Na altura em que o conheci, em Coimbra, em 1952, era eu um modestíssimo funcionário administrativo. Tinha despacho com ele, no hospital, quando terminava a consulta, quase sempre depois da meia noite e, apesar de irascível no trato (e exigentíssimo em questões de serviço), depois duma escaramuça inicial nasceu entre nós uma relação de mútuo respeito, estável e amistosa.
Politicamente poderoso, nunca lhe pedi nada, e para além de alguns livros que me ofereceu mais tarde, nada mais me deu e eu, por minha parte, também nunca lhe dei nada. Tendo eu saído de Coimbra em 1955 encontrámo-nos ainda, durante vários anos em Lisboa, onde ele vinha normalmente aos sábados para almoçar com Salazar. E, durante muito tempo, fui assim continuando a saber dos seus projectos, dos seus sonhos (que eram sobretudo a defesa das crianças pobres) e das dificuldades burocráticas que tinha, por vezes, de vencer sozinho - porque tinha muitos inimigos -, sem nunca, que eu saiba, ter pedido ajuda ao amigo que, como é óbvio, facilmente lhas poderia remover.
Vem esta introdução para contar que, apesar de saber o que arriscava, uma vez o afrontei e com certa firmeza, recusando-me a cumprir uma ordem sua. E, quando esperava coice forte (e ele não se ensaiava nada para arrumar de vez quem o contrariasse: o Mário Braga pode confirmá-lo), olhou para mim, quase com ternura e disse simplesmente: - «O senhor é maluquinho»?
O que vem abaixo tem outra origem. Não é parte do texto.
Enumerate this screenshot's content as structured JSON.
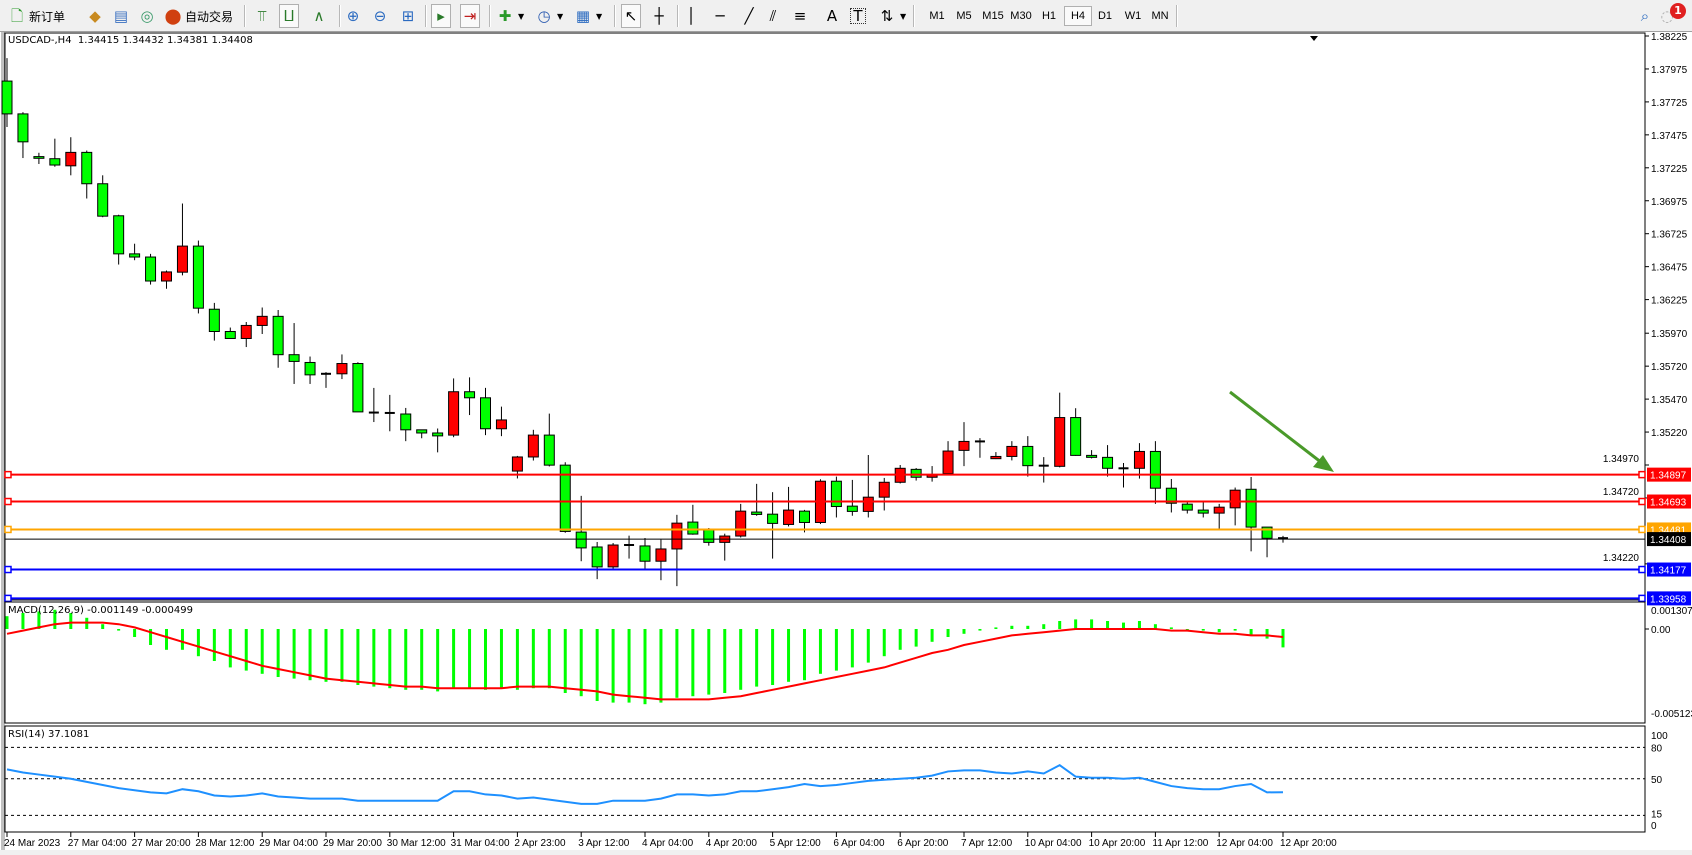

Vim a saber mais tarde que a posição que defendi, contrariando-o (e correndo com isso, julgava eu, sérios riscos), era, afinal, precisamente o que ele pensava ser, no caso, a posição séria e correcta, embora tivesse defendido, na discussão comigo e com a habitual dureza, precisamente o contrário.
Lembrei-me disto hoje - a propósito do comportamento da Comunicação Social e dos apelos do Presidente da República, que, para além de jurista excelente, todos sabemos ser um homem honestíssimo e pessoa de bem.
Devo esclarecer que não o conheço sequer pessoalmente.
Mas, quanto aos apelos que tem feito como quem prega no deserto, apelando ingenuamente à contenção, ao bom senso e à honestidade de quem não sabe o que isso é, recordo o que uma vez me disse, como acima contei, o Professor Bissaya e oiço-me, mentalmente, a perguntar-lhe também: - «O senhor é maluquinho?”
Senhor Dr. Jorge Sampaio: Permita-me que tome a liberdade, justificada pela responsabilidade de, como cidadão eleitor, ter votado em si, dizer-lhe o seguinte: a hora grave que o País atravessa não é de comentários nem de consensos ou apelos. Embora sem violência – que é a denegação da Democracia -, a situação politica a que se chegou exige que alguém com legitimidade se imponha e redefina regras, com autoridade e com firmeza: freio, bridão e rédea curta. E esporas de cinco bicos se for preciso… antes que a besta tome o freio nos dentes…
O senhor foi eleito, e aceitou ser, o Presidente da República. Confio em que continuará a honrar o seu compromisso de representar Portugal, fazer cumprir a Lei e defender, com determinação, a Liberdade. Só isso.